Mark Dickinson schrieb:
On SuSE 10.2/Xeon there seems to be a rounding bug for
floating-point addition:
[EMAIL PROTECTED]:~> python
Python 2.5 (r25:51908, May 25 2007, 16:14:04)
[GCC 4.1.2 20061115 (prerelease) (SUSE Linux)] on linux2
Type "help", "copyright", "credits" or "license" for more information.
a = 1e16-2.
a
9999999999999998.0
a+0.999 # gives expected result
9999999999999998.0
a+0.9999 # doesn't round correctly.
10000000000000000.0
The last result here should be 9999999999999998.0,
not 10000000000000000.0. Is anyone else seeing this
bug, or is it just a quirk of my system?
It is working under OSX:
(TG1044)mac-dir:~/projects/artnology/Van_Abbe_RMS/Van-Abbe-RMS deets$ python
Python 2.5.1 (r251:54869, Apr 18 2007, 22:08:04)

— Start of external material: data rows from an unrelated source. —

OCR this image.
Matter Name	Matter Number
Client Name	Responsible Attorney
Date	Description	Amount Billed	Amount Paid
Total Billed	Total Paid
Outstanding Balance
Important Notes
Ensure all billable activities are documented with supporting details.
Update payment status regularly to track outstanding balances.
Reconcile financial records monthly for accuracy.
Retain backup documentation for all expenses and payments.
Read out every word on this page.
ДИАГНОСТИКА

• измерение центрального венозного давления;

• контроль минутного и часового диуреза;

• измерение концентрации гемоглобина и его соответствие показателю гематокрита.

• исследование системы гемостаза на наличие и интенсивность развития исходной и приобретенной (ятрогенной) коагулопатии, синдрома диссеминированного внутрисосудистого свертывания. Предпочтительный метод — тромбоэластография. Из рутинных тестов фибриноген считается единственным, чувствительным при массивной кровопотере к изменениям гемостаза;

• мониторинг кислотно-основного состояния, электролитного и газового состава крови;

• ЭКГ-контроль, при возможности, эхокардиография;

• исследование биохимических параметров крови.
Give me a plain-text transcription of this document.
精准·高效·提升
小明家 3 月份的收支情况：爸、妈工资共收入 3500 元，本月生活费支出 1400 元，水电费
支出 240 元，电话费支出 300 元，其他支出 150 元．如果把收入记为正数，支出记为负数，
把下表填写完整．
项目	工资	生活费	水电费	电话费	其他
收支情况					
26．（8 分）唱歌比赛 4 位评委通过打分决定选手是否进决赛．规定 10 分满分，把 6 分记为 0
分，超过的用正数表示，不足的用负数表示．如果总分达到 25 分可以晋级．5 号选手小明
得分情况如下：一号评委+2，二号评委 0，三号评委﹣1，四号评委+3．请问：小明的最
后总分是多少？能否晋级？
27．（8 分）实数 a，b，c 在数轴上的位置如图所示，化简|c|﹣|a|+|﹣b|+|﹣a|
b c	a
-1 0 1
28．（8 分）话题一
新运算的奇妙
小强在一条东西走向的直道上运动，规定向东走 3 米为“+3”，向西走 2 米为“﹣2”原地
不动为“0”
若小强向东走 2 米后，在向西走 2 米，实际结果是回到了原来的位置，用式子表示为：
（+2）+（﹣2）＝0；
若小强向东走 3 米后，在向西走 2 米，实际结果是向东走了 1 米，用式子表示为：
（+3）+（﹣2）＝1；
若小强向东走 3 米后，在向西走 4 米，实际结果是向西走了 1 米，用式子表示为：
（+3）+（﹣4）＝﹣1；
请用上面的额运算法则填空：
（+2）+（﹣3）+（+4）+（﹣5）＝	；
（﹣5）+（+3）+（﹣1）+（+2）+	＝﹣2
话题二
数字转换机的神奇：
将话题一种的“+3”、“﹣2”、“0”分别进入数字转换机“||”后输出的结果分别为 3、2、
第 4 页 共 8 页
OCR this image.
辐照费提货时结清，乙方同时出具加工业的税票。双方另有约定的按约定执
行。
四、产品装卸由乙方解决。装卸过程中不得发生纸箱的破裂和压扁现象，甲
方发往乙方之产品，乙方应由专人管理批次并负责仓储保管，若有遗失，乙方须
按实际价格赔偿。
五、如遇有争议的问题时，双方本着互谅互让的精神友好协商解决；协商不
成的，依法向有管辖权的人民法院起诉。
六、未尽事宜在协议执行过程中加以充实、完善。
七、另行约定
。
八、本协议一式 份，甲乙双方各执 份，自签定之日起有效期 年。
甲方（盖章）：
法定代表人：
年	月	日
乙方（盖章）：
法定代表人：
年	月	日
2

[GCC 4.0.1 (Apple Computer, Inc. build 5367)] on darwin
Type "help", "copyright", "credits" or "license" for more information.
Welcome to rlcompleter2 0.96
for nice experiences hit <tab> multiple times
>>> a = 1e16-2.
>>> a
9999999999999998.0
>>> a+0.9999
9999999999999998.0
>>>
But under linux, I get the same behavior:
Python 2.5.1 (r251:54863, May 2 2007, 16:56:35)
[GCC 4.1.2 (Ubuntu 4.1.2-0ubuntu4)] on linux2
Type "help", "copyright", "credits" or "license" for more information.
Welcome to rlcompleter2 0.96
for nice experiences hit <tab> multiple times
>>> a = 1e16-2.
>>> a+0.9999
10000000000000000.0
>>>
So - seems to me it's a linux-thing. I don't know enough about
IEEE-floats to make any assumptions on the reasons for that.